CARBON EMISSIONS TARGETS: UK MUST NOT GO IT ALONE
The risk to UK business from tough new government environmental targets could become excessive if other European Union economies do not deliver on their targets, says the CBI.
The employers' organisation is stressing that none of the other EU countries that have so far announced their emissions allocation plans ahead of the European Commission's 31 March deadline have yet demonstrated how these will meet their Kyoto commitments.
Some EU members, Denmark and Austria for example will fail to meet their Kyoto targets with Austria actually increasing emissions.
The CBI points out that the UK is the only member state pledging to go beyond its Kyoto commitment.
CBI Deputy Director-General, John Cridland, said: " "British business is already demonstrating it takes the threat of climate change very seriously.
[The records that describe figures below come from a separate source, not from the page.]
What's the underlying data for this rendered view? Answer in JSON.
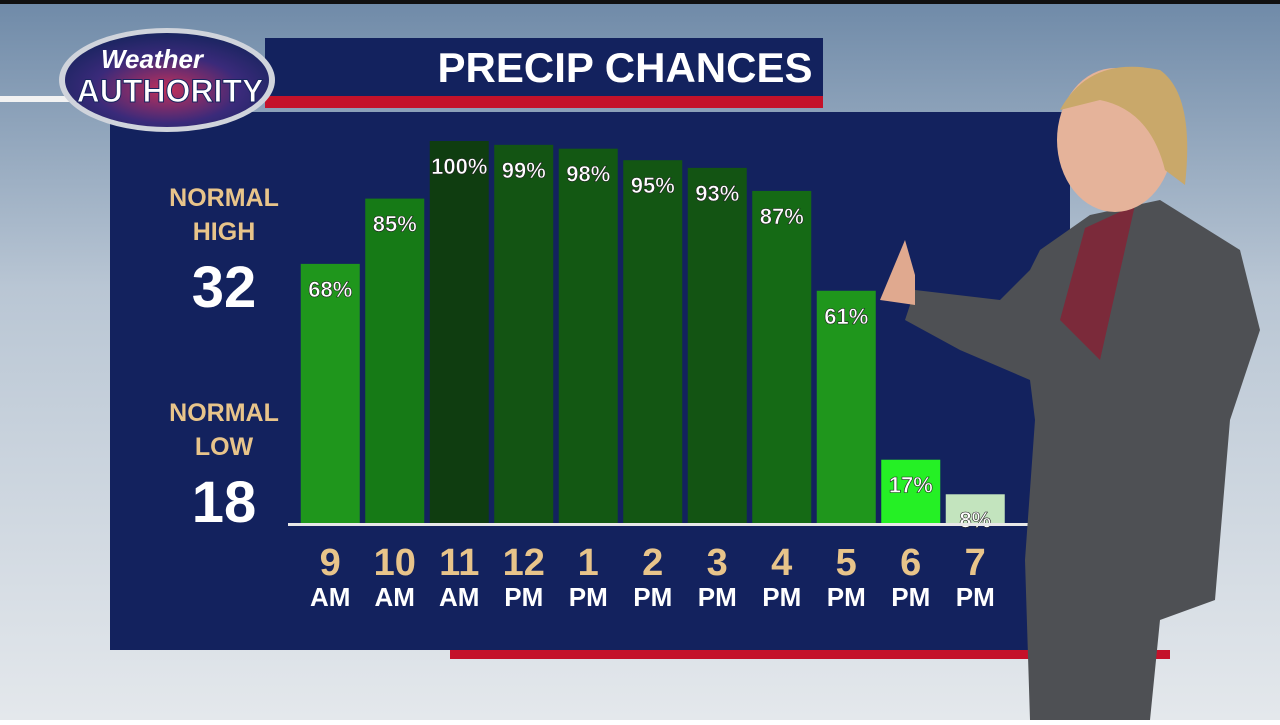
{
  "logo": {
    "line1": "Weather",
    "line2": "AUTHORITY"
  },
  "sidebar": {
    "high_label": [
      "NORMAL",
      "HIGH"
    ],
    "high": 32,
    "low_label": [
      "NORMAL",
      "LOW"
    ],
    "low": 18
  },
  "chart_data": {
    "type": "bar",
    "title": "PRECIP CHANCES",
    "categories": [
      [
        "9",
        "AM"
      ],
      [
        "10",
        "AM"
      ],
      [
        "11",
        "AM"
      ],
      [
        "12",
        "PM"
      ],
      [
        "1",
        "PM"
      ],
      [
        "2",
        "PM"
      ],
      [
        "3",
        "PM"
      ],
      [
        "4",
        "PM"
      ],
      [
        "5",
        "PM"
      ],
      [
        "6",
        "PM"
      ],
      [
        "7",
        "PM"
      ]
    ],
    "values": [
      68,
      85,
      100,
      99,
      98,
      95,
      93,
      87,
      61,
      17,
      8
    ],
    "value_labels": [
      "68%",
      "85%",
      "100%",
      "99%",
      "98%",
      "95%",
      "93%",
      "87%",
      "61%",
      "17%",
      "8%"
    ],
    "colors": [
      "#1f961c",
      "#167a16",
      "#0f3d10",
      "#135413",
      "#135813",
      "#135613",
      "#135413",
      "#156a15",
      "#1f961c",
      "#25f025",
      "#c3e4be"
    ],
    "ylim": [
      0,
      100
    ]
  }
}
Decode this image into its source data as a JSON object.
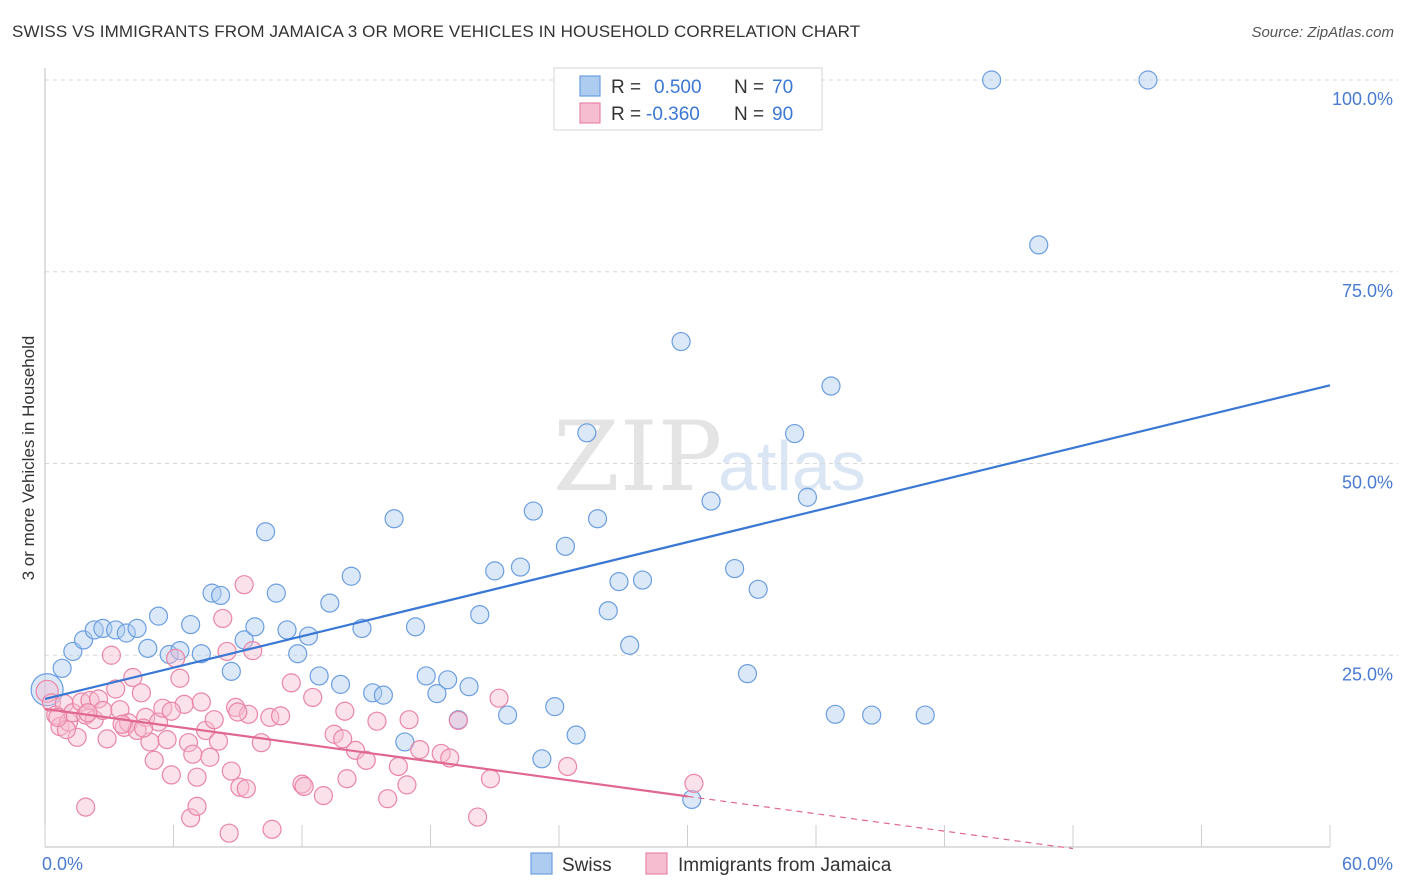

But it is extremely concerned that the UK is making too large a commitment if other countries do not deliver. This could damage business competitiveness in key industrial sectors, especially if electricity prices rise faster than the government expects.
"Germany is expected to protect its electricity generation sector while the UK's will bear the brunt of the emissions reduction obligation with the extra costs passed to UK power users.
"The CBI supports emissions trading and does not want it to be discredited. The government must implement rules and targets for the UK that do not undermine the ability of companies and plants to compete and it must ensure consistency across the EU. If the government cannot achieve this and all member states cannot meet the EU deadline the government must be prepared to revisit the UK's proposed plan."
In its submission to the government's consultation on implementation of the EU emissions trading scheme (which closes today, Friday) the CBI says the government must:
- ensure it does not impose a damaging handicap on UK business which other EU countries are not planning for themselves.
- avoid severe damage to the competitiveness of affected sectors or companies by ensuring all data are as accurate as possible.
The CBI says it is also concerned that inaccurate data is adding to uncertainties about the impact of the targets on UK business. Lack of clarity is making it difficult to be sure figures for past emissions and projections for the future are accurate. Some plants have been missed out or wrongly categorised, others have been given quotas so low that they could suffer huge extra charges.
If the government cannot ensure accurate data and equivalent effort across the EU in time to meet the scheme's 1 January 2005 introduction date it must be prepared to adjust the targets or relax the rules. The CBI believes it is more important to produce an emissions trading scheme that works than to rush things through to meet EU deadlines. (We welcome the government's announcement on Thursday 11 March that it is delaying the submission of detailed emissions allocations to the European Commission until June).
John Cridland added: "The UK produces about two per cent of the world's greenhouse gas emissions. Even the severest reductions here would mean very little in global terms. The UK is putting itself on the line, expecting others to follow but it's increasingly clear that they are not going to. For this small but important gain, the government risks driving jobs abroad to countries where conditions are less onerous."
11 March, 2004
Notes to Editors:The emissions trading scheme will allocate carbon emissions quotas to individual plants. Sites that emit less than their allocation will be able sell their excess quota while those that emit more will have to buy in allowances.